The decline of community hospitals has had repercussions for insurance markets. Insurers today compete mainly by building networks of providers that are attractive to consumers. In markets with few hospital choices, insurers have difficulty developing these networks or negotiating better rates from hospitals.

Some experts see these declines in competition as a call to move to a fully regulated system, where all prices are established by the government and competition doesn’t play a role. But rejecting competition could be throwing the baby out with the bathwater and foregoing the real benefits to consumers of greater provider choices.

We believe that health policymakers should consider expanding the arsenal of regulatory tools they use to promote competition. Our research suggests that tools developed to address analogous problems in a broad range of industries — from utilities and railroads to news services and diagnostic software — might work in the health care sector. For example, one approach to the problem of tertiary care hospitals squelching competition in their local community hospital markets might draw from the “essential facilities doctrine,” in which a monopolist controls an essential facility. Under this approach, a hospital could be required to provide all insurers access to selected high-complexity services at regulated prices while the hospital could not, in turn, require that insurers then contract with it for less complex services.

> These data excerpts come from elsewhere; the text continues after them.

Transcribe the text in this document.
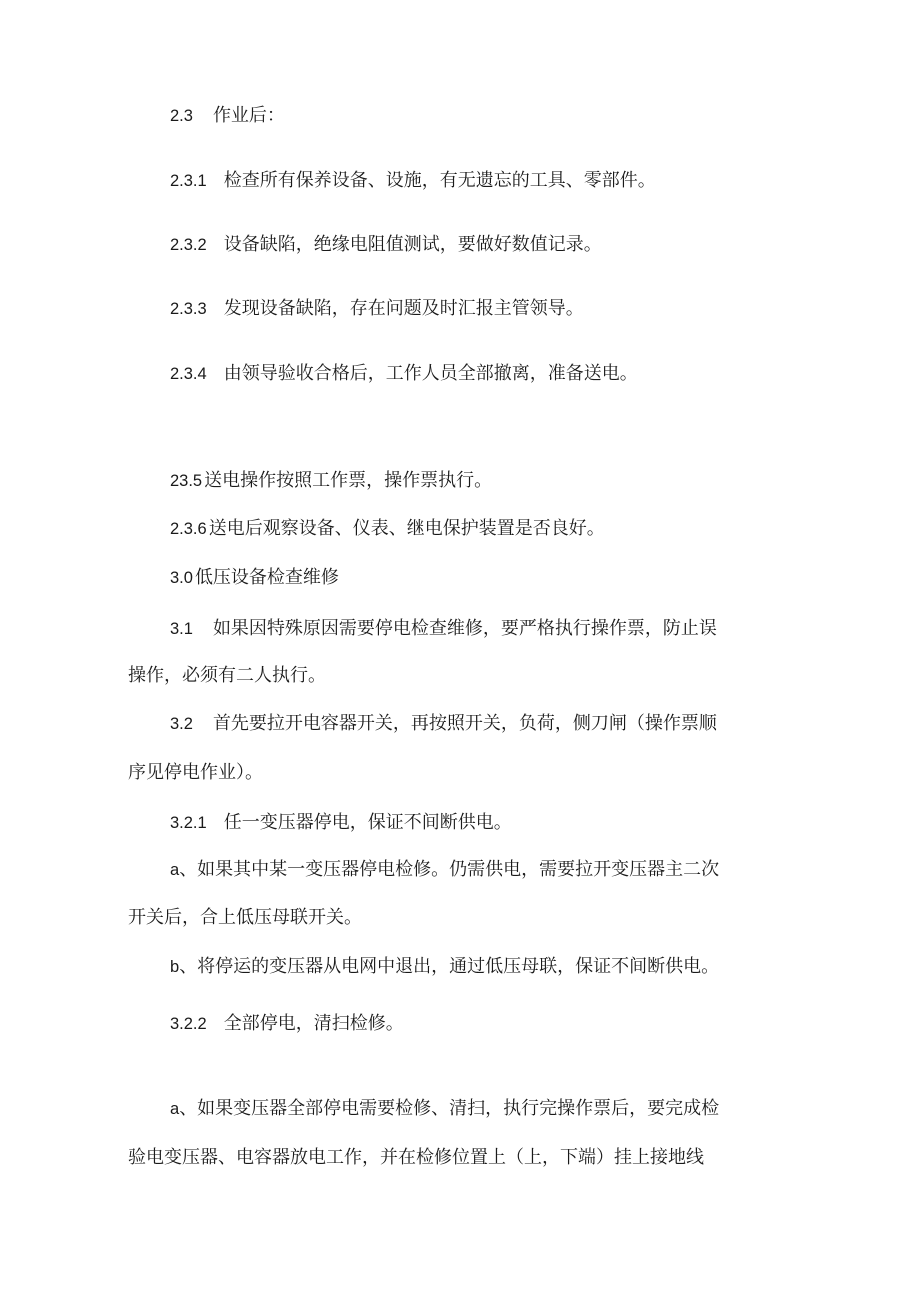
2.3 作业后：
2.3.1 检查所有保养设备、设施，有无遗忘的工具、零部件。
2.3.2 设备缺陷，绝缘电阻值测试，要做好数值记录。
2.3.3 发现设备缺陷，存在问题及时汇报主管领导。
2.3.4 由领导验收合格后，工作人员全部撤离，准备送电。
23.5 送电操作按照工作票，操作票执行。
2.3.6 送电后观察设备、仪表、继电保护装置是否良好。
3.0 低压设备检查维修
3.1 如果因特殊原因需要停电检查维修，要严格执行操作票，防止误
操作，必须有二人执行。
3.2 首先要拉开电容器开关，再按照开关，负荷，侧刀闸（操作票顺
序见停电作业）。
3.2.1 任一变压器停电，保证不间断供电。
a、如果其中某一变压器停电检修。仍需供电，需要拉开变压器主二次
开关后，合上低压母联开关。
b、将停运的变压器从电网中退出，通过低压母联，保证不间断供电。
3.2.2 全部停电，清扫检修。
a、如果变压器全部停电需要检修、清扫，执行完操作票后，要完成检
验电变压器、电容器放电工作，并在检修位置上（上，下端）挂上接地线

Another approach, already in use in the Medicare durable equipment program, would have insurers compete to win the rights to provide coverage in a given area for a specified length of time, rather than competing within the market. Local residents wouldn’t have a selection of insurers to choose from at a point in time — only one insurer would offer coverage in the market — but when contracts were periodically re-bid, how well insurers performed, in terms of price and quality, would determine which insurer would win the next coverage contract.

Conventionally competitive markets may not be feasible in many local areas and in many components of health care. Where they are feasible, approaches that mix regulation and competition may help improve them. Such approaches are complex. They cannot generate all of the gains that are possible in a well-functioning, competitive market and they can have unintended consequences.

Yet appropriately designed regulatory policy can help maintain options that provide real value to consumers.

Sherry A. Glied, Ph.D., is dean of the Robert F. Wagner Graduate School of Public Service at New York University. Stuart H. Altman, Ph.D., is professor of national health policy at the Heller School for Social Policy and Management at Brandeis University. They report no conflicts of interest or financial disclosures.